Mice and fruit flies don't have any rights at all. They're born, maybe they reproduce, and they end up as sustenance for some predator. Rights are a social and political construct; insects and rodents have no concept of such things. By the same token, the terrorists involved in these incidents — including Vlasak — should lose all of their rights. They've demonstrated their violent intent toward society and should lose the benefits of membership therein. Vlasak's rights should extend at this point only to that of remaining silent and having an attorney present, and to a speedy trial, and those are the only ones to which he is entitled. He and his junior Unabomber crew deserve even less consideration than do the mice and flies whose lives they consider more valuable than those of the human beings who have dedicated their lives to better understanding the biology and ecology of those creatures for the benefit not only of humans but of the natural world itself — a world which the terrorists themselves don't begin to understand and care nothing about.

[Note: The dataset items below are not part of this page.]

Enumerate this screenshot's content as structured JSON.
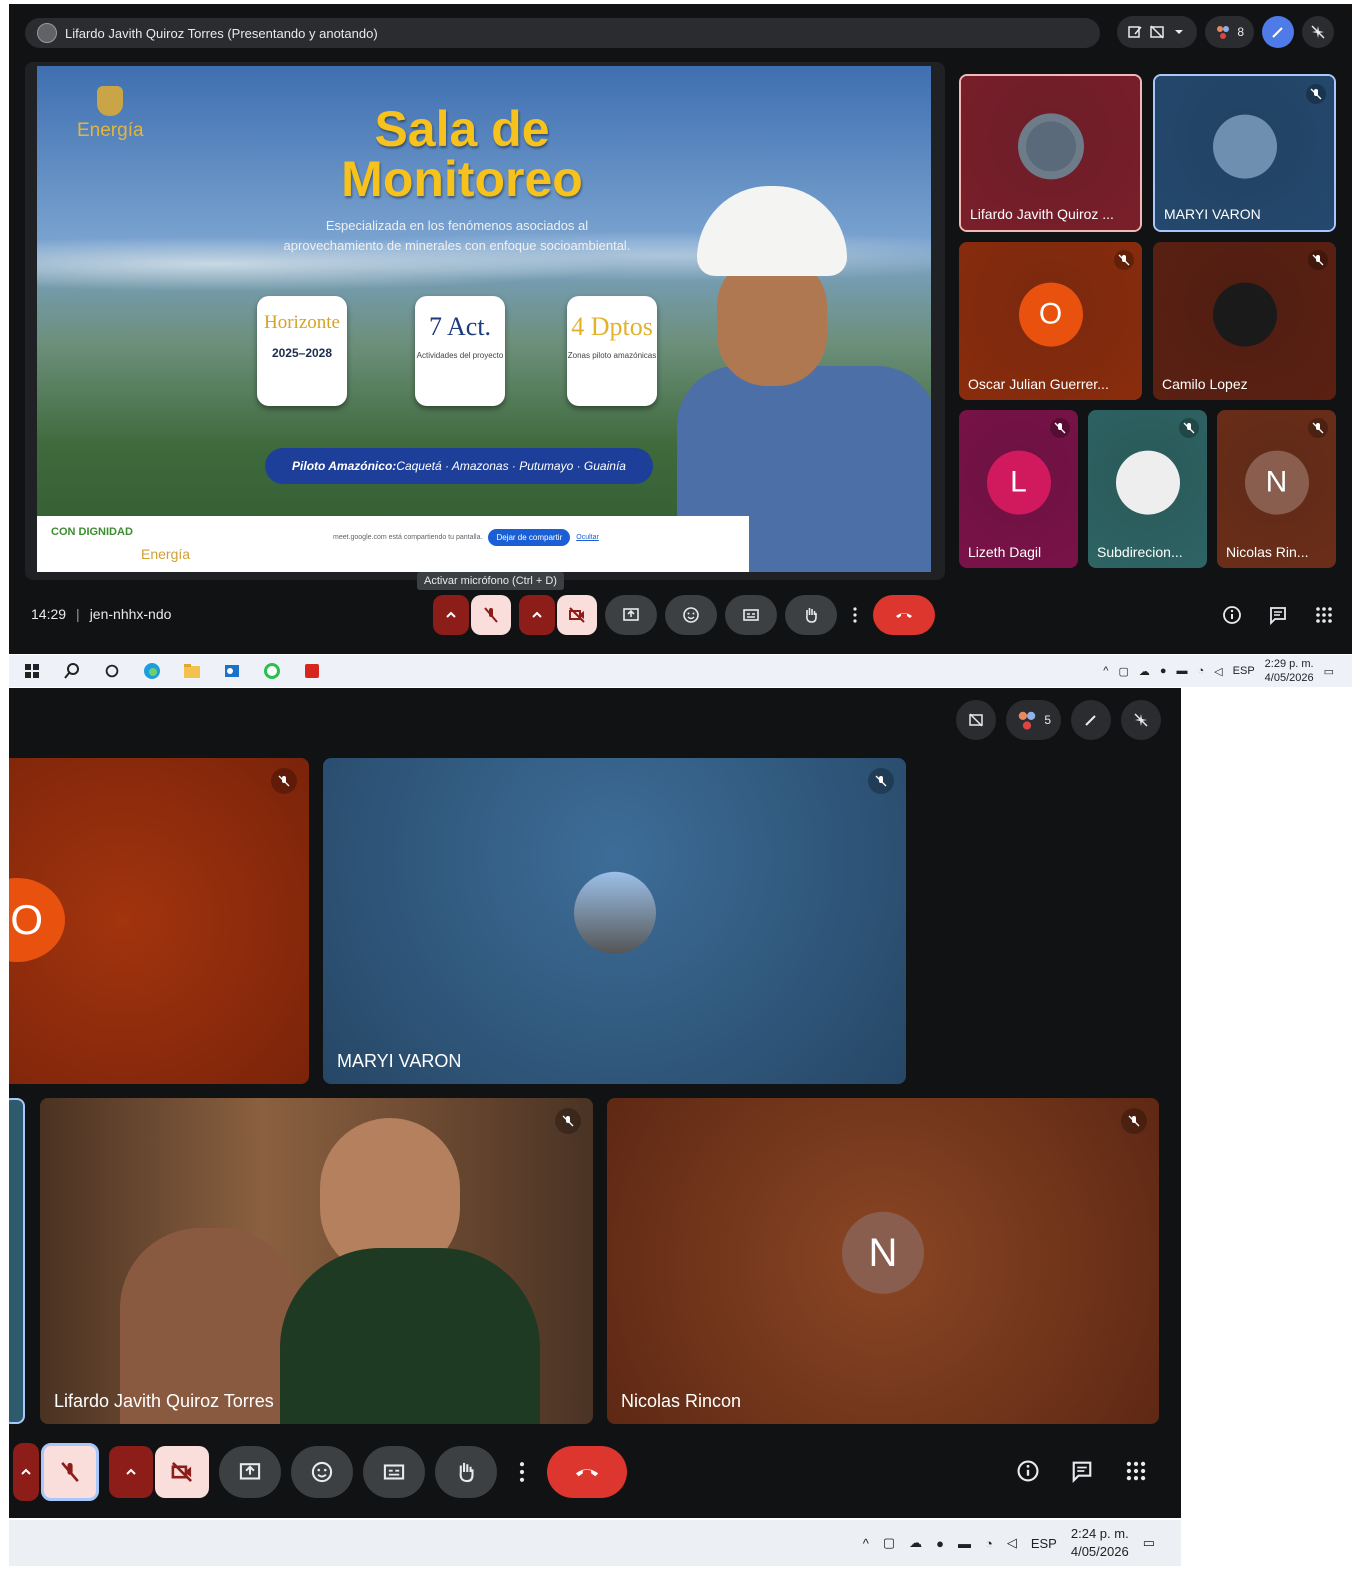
{
  "top": {
    "presenter_label": "Lifardo Javith Quiroz Torres (Presentando y anotando)",
    "participants_count": "8",
    "slide": {
      "logo_text": "Energía",
      "title_line1": "Sala de",
      "title_line2": "Monitoreo",
      "subtitle_line1": "Especializada en los fenómenos asociados al",
      "subtitle_line2": "aprovechamiento de minerales con enfoque socioambiental.",
      "cards": [
        {
          "big": "Horizonte",
          "small": "2025–2028"
        },
        {
          "big": "7 Act.",
          "small": "Actividades del proyecto"
        },
        {
          "big": "4 Dptos",
          "small": "Zonas piloto amazónicas"
        }
      ],
      "piloto_bold": "Piloto Amazónico:",
      "piloto_rest": " Caquetá · Amazonas · Putumayo · Guainía",
      "footer_logo1": "CON DIGNIDAD",
      "footer_logo2": "Energía",
      "share_text": "meet.google.com está compartiendo tu pantalla.",
      "share_stop": "Dejar de compartir",
      "share_hide": "Ocultar"
    },
    "tiles": [
      {
        "name": "Lifardo Javith Quiroz ...",
        "color": "#7a1f2b"
      },
      {
        "name": "MARYI VARON",
        "color": "#24496e"
      },
      {
        "name": "Oscar Julian Guerrer...",
        "letter": "O",
        "color": "#8a2c0d"
      },
      {
        "name": "Camilo Lopez",
        "color": "#5a2012"
      },
      {
        "name": "Lizeth Dagil",
        "letter": "L",
        "color": "#7a1248"
      },
      {
        "name": "Subdirecion...",
        "color": "#2e6464"
      },
      {
        "name": "Nicolas Rin...",
        "letter": "N",
        "color": "#6b2e18"
      }
    ],
    "tooltip": "Activar micrófono (Ctrl + D)",
    "time": "14:29",
    "meeting_code": "jen-nhhx-ndo"
  },
  "taskbar1": {
    "lang": "ESP",
    "time": "2:29 p. m.",
    "date": "4/05/2026"
  },
  "bottom": {
    "participants_count": "5",
    "tiles": [
      {
        "letter": "O",
        "color": "#8f2a0c"
      },
      {
        "name": "MARYI VARON",
        "color": "#2f5a84"
      },
      {
        "name": "Lifardo Javith Quiroz Torres",
        "color": "#6b4a38"
      },
      {
        "name": "Nicolas Rincon",
        "letter": "N",
        "color": "#6b3018"
      }
    ]
  },
  "taskbar2": {
    "lang": "ESP",
    "time": "2:24 p. m.",
    "date": "4/05/2026"
  }
}
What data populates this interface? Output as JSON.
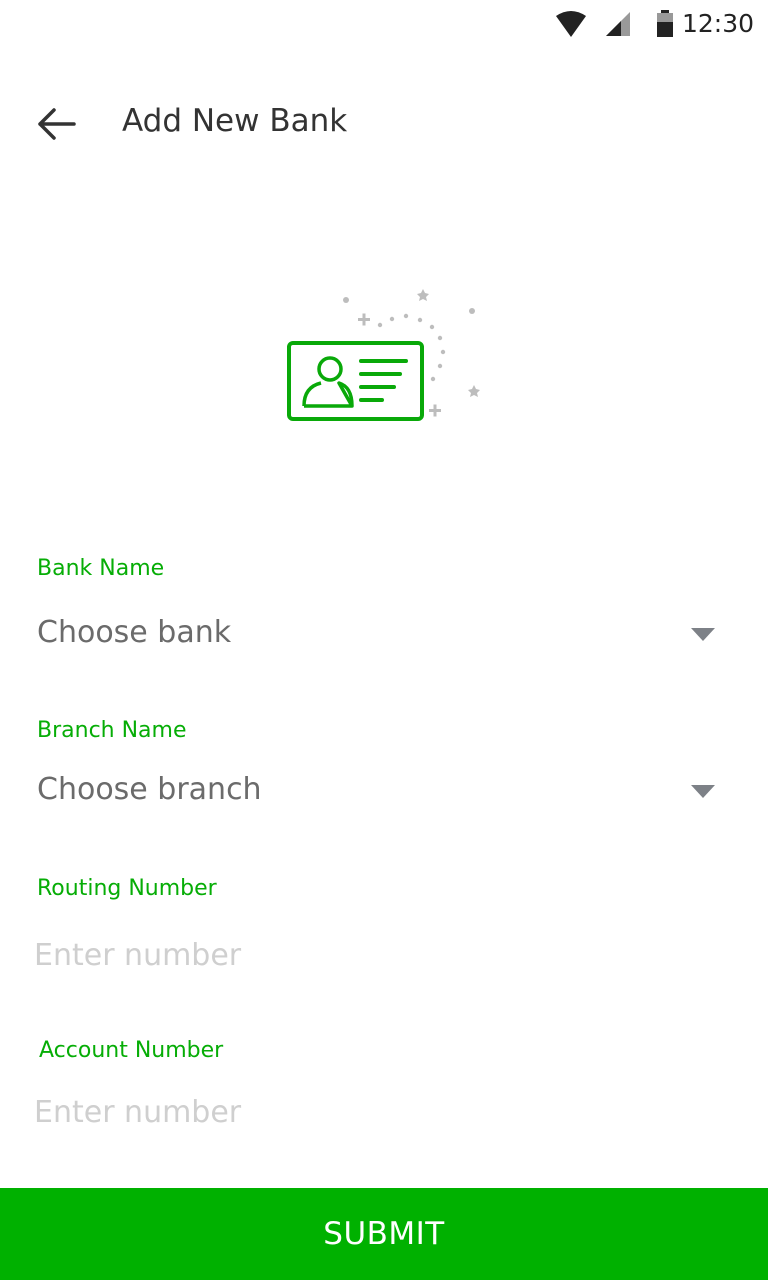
{
  "status_bar": {
    "time": "12:30",
    "icons": [
      "wifi-icon",
      "cell-signal-icon",
      "battery-icon"
    ]
  },
  "app_bar": {
    "back_icon": "arrow-left-icon",
    "title": "Add New Bank"
  },
  "illustration": {
    "icon": "id-card-icon",
    "accent_color": "#09a909",
    "sparkle_color": "#bdbdbd"
  },
  "form": {
    "bank_name": {
      "label": "Bank Name",
      "value": "Choose bank"
    },
    "branch_name": {
      "label": "Branch Name",
      "value": "Choose branch"
    },
    "routing_number": {
      "label": "Routing Number",
      "placeholder": "Enter number"
    },
    "account_number": {
      "label": "Account Number",
      "placeholder": "Enter number"
    }
  },
  "submit": {
    "label": "SUBMIT"
  },
  "colors": {
    "accent": "#00b100",
    "label": "#06ad06",
    "placeholder": "#cfcfcf",
    "select_text": "#6b6b6b"
  }
}
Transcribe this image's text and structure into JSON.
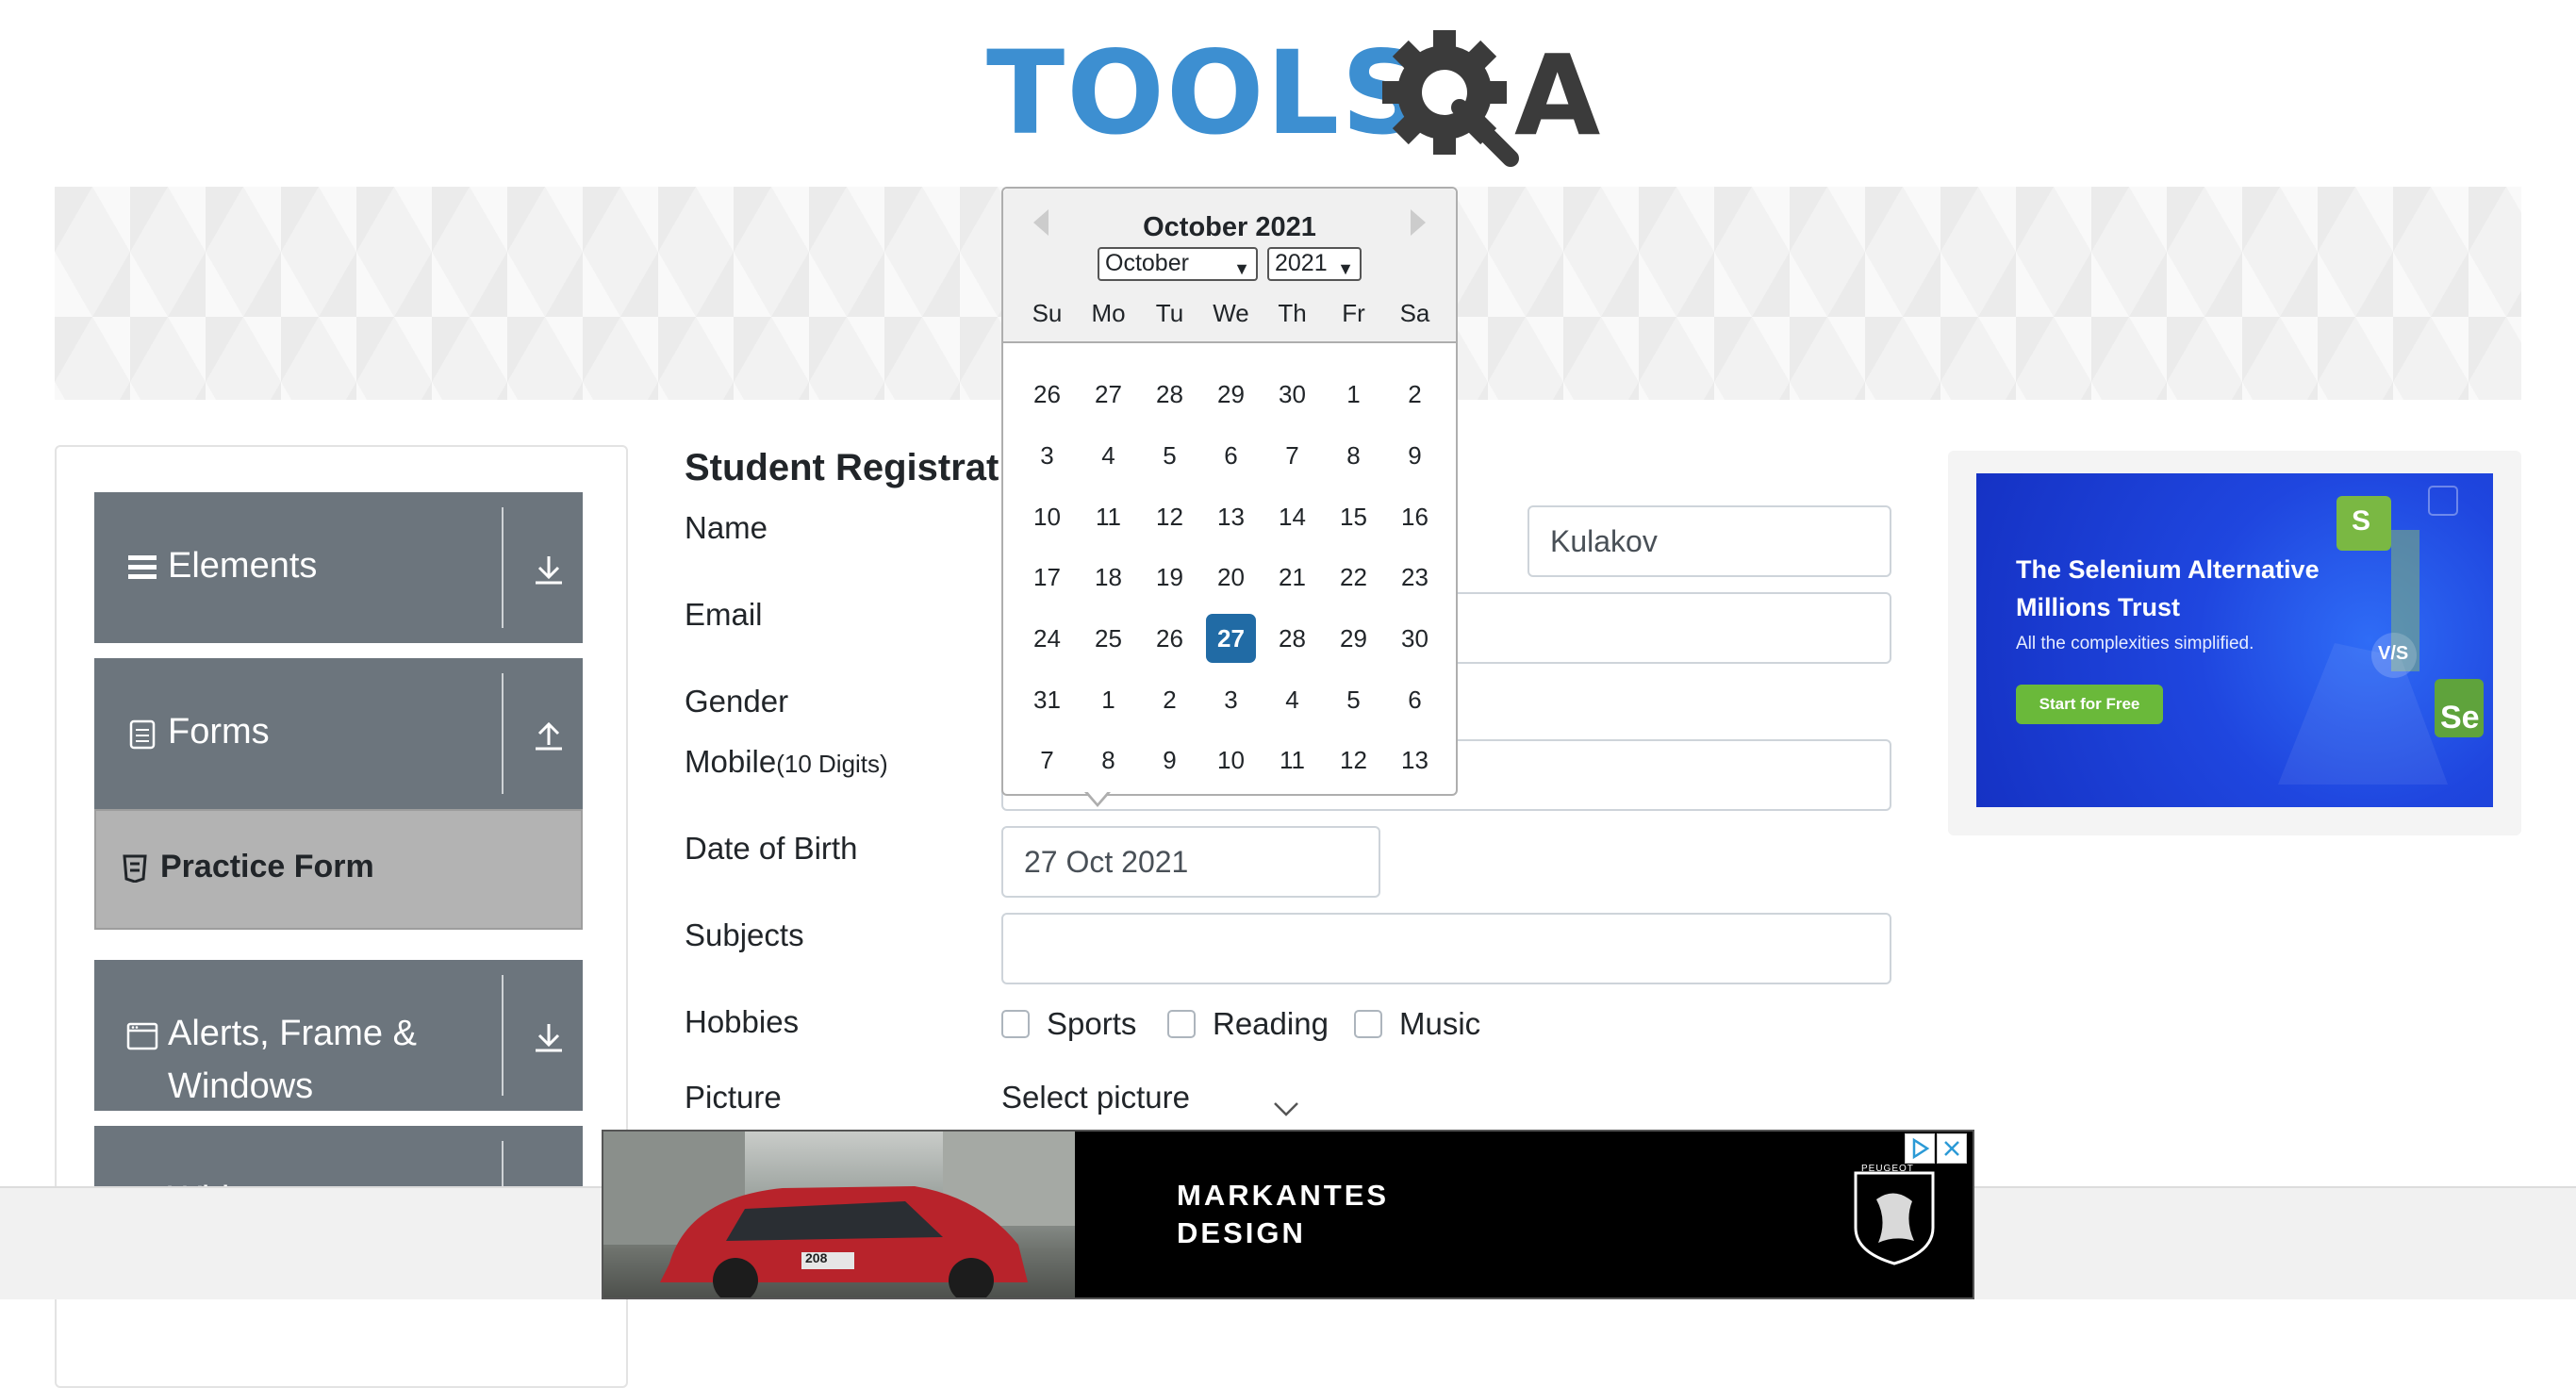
{
  "header": {
    "logo_text_tools": "TOOLS",
    "logo_text_a": "A"
  },
  "banner": {
    "title": "Practice Form"
  },
  "sidebar": {
    "groups": [
      {
        "label": "Elements",
        "icon": "hamburger-icon",
        "arrow": "download-arrow-icon"
      },
      {
        "label": "Forms",
        "icon": "document-icon",
        "arrow": "upload-arrow-icon"
      },
      {
        "label": "Alerts, Frame &",
        "label2": "Windows",
        "icon": "window-icon",
        "arrow": "download-arrow-icon"
      },
      {
        "label": "Widgets"
      }
    ],
    "active_item": {
      "label": "Practice Form",
      "icon": "html5-icon"
    }
  },
  "form": {
    "title": "Student Registration Form",
    "labels": {
      "name": "Name",
      "email": "Email",
      "gender": "Gender",
      "mobile": "Mobile",
      "mobile_hint": "(10 Digits)",
      "dob": "Date of Birth",
      "subjects": "Subjects",
      "hobbies": "Hobbies",
      "picture": "Picture"
    },
    "last_name_value": "Kulakov",
    "dob_value": "27 Oct 2021",
    "hobbies": [
      "Sports",
      "Reading",
      "Music"
    ],
    "picture_label": "Select picture"
  },
  "datepicker": {
    "title": "October 2021",
    "month_select": "October",
    "year_select": "2021",
    "day_names": [
      "Su",
      "Mo",
      "Tu",
      "We",
      "Th",
      "Fr",
      "Sa"
    ],
    "weeks": [
      [
        "26",
        "27",
        "28",
        "29",
        "30",
        "1",
        "2"
      ],
      [
        "3",
        "4",
        "5",
        "6",
        "7",
        "8",
        "9"
      ],
      [
        "10",
        "11",
        "12",
        "13",
        "14",
        "15",
        "16"
      ],
      [
        "17",
        "18",
        "19",
        "20",
        "21",
        "22",
        "23"
      ],
      [
        "24",
        "25",
        "26",
        "27",
        "28",
        "29",
        "30"
      ],
      [
        "31",
        "1",
        "2",
        "3",
        "4",
        "5",
        "6"
      ],
      [
        "7",
        "8",
        "9",
        "10",
        "11",
        "12",
        "13"
      ]
    ],
    "selected": "27"
  },
  "right_ad": {
    "headline": "The Selenium Alternative Millions Trust",
    "sub": "All the complexities simplified.",
    "cta": "Start for Free",
    "badge_s": "S",
    "badge_vs": "V/S",
    "badge_se": "Se"
  },
  "bottom_ad": {
    "tagline_line1": "MARKANTES",
    "tagline_line2": "DESIGN",
    "brand": "PEUGEOT",
    "plate": "208"
  }
}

As members of civilized society, however, I do think we should give these monsters what they want once they're appropriately rounded up. We can dress them in organic orange jumpsuits and leave them manacled to trees and rocks in the wilderness and let them commune with nature all they like for the day or two that they'd survive their punishment. I still think they have a valuable role to play in the magnificent web of being that is life on earth. They can do community service by explaining to bears, rats, mountain lions, mosquitoes and ants the rights to which they believe the animals are entitled as their entrails are being extracted and maggots hatch in their eye sockets. We can even reduce the duration of their sentences if they can remember the words to "The Circle of Life" while they're being consumed by their clients.
Once they've become bear burgers and vulture vittles, those of us who actually do care about the well-being of this planet and its inhabitants enough to dedicate ourselves to understanding how it all works together will be able to get back to work without pondering whether or not we should be arming ourselves against a cowardly militia of malodorous malefactors.